The Wartime Elections Act of 1917 gave the vote to female relatives of Canadian soldiers serving overseas in the First World War. It also took the vote away from many Canadians who had immigrated from “enemy” countries. The Act was passed by Prime Minister Robert Borden’s Conservative government in an attempt to gain votes in the 1917 election. It ended up costing the Conservatives support among certain groups for years to come. The Act has a contentious legacy. It granted many women the right to vote, but it also legitimized in law many anti-immigrant sentiments.
Robert Borden’s Conservative government had introduced conscription in May 1917, to bolster Canadian fighting forces in the First World War. Conscription deeply divided the country; English Canadians were largely in favour, while French Canadians and others not of British descent were opposed. The Conservatives feared that opponents of conscription, including the opposition Liberal Party, would join forces to defeat the Conservatives in the upcoming general election in December.
Borden made several political moves to strengthen his position ahead of the election. He convinced many pro-conscription Liberals and other opposition MPs to join the Conservatives in a Union government to push for conscription and steer the Canadian war effort.
Borden also changed the rules about who could and could not vote in the coming election by introducing the Wartime Elections Act. The Act was designed to create legions of new voters who were likely to support the Unionists, and to disenfranchise voters who would likely be opposed to conscription.

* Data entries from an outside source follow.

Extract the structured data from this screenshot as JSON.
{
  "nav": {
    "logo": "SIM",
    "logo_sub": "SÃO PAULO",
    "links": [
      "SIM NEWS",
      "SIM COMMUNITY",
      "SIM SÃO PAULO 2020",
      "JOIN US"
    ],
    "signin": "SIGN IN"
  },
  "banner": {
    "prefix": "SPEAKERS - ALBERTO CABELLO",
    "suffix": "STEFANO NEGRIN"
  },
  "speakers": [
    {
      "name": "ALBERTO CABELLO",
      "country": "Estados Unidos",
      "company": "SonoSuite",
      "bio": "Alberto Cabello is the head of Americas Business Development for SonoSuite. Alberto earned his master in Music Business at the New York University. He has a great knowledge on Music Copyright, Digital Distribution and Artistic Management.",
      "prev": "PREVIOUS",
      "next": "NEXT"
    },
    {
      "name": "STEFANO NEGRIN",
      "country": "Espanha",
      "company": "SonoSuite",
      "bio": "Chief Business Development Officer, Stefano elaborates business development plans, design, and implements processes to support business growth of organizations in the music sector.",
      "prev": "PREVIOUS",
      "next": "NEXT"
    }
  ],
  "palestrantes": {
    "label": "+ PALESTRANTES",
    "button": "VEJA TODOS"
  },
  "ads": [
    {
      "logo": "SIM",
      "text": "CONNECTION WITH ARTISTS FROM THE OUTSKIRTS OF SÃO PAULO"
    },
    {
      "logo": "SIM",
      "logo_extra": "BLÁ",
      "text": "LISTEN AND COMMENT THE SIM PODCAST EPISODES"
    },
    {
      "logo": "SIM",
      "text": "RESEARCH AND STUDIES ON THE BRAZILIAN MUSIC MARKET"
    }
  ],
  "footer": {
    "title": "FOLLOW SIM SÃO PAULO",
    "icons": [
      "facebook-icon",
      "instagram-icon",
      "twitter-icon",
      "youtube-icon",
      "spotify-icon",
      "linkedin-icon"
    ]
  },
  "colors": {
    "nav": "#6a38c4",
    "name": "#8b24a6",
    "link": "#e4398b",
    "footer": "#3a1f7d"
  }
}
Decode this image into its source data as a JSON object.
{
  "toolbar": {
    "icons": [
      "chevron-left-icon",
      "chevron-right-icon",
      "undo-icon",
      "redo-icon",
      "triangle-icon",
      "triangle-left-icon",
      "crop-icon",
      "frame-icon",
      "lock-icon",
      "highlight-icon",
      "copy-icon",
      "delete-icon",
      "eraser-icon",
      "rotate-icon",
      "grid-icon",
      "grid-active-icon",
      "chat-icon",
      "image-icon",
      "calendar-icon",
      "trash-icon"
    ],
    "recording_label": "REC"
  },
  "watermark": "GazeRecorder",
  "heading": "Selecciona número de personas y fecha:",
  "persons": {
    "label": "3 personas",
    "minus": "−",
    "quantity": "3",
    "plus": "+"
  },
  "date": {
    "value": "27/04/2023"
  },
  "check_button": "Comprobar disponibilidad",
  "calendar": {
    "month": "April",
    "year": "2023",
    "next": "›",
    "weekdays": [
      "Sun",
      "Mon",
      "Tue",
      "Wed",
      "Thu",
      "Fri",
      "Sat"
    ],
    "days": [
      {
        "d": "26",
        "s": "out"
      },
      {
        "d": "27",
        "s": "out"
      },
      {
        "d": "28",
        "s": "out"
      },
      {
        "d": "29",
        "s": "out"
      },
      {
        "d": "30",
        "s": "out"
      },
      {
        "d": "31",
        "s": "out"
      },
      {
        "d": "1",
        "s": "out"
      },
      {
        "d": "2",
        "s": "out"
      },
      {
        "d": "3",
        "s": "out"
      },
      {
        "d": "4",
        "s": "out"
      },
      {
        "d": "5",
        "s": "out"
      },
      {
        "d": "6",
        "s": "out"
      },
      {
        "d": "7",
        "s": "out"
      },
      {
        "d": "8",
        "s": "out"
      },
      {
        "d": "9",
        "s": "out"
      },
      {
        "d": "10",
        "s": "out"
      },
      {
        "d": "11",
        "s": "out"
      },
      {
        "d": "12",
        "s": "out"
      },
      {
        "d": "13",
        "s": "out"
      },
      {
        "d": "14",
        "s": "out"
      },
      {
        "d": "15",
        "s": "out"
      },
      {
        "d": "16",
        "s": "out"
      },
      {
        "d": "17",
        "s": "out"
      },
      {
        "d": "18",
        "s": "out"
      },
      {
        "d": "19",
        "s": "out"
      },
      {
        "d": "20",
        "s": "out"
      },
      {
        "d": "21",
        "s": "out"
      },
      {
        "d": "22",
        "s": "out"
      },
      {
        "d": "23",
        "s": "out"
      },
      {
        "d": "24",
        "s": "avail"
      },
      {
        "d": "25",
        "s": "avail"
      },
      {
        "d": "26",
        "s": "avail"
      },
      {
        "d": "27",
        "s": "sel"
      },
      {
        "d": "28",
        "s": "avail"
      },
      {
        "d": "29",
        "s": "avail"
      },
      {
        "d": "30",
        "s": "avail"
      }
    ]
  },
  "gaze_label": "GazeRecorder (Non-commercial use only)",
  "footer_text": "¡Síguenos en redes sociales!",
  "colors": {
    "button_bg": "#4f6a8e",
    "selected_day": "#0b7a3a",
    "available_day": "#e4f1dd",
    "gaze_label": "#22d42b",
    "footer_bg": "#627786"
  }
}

On 20 September, after an angry debate, Parliament passed the Act. The new law disenfranchised Canadian citizens who had been born in “enemy” nations after March 1902; although it exempted those citizens who had a son, grandson or brother on active duty in the Canadian. Meanwhile, the Act granted the vote to the wives, mothers and sisters of serving soldiers; as well as to women serving in the military. ( See also Canadian Women and War.) This was the first time Canadian women were granted the right to vote in federal elections.
Most Canadians supported conscription and the war effort; they therefore also supported the Act.
The Act undoubtedly increased support for Borden’s party. It was not ultimately a major factor in the 1917 election, though, which the Unionists won. However, for decades afterward, Conservative support in Quebec, and among some ethnic and immigrant groups, was badly damaged.
In the vote on 17 December 1917, some 500,000 Canadian women participated in a federal election for the first time. The Act was repealed at the end of the war; but by 1918, all women born in Canada over the age of 21 would permanently gain the right to vote in federal elections.
The legacy of the Wartime Elections Act is contentious. It granted many women the right to vote, but it also legitimized in law many anti-immigrant sentiments.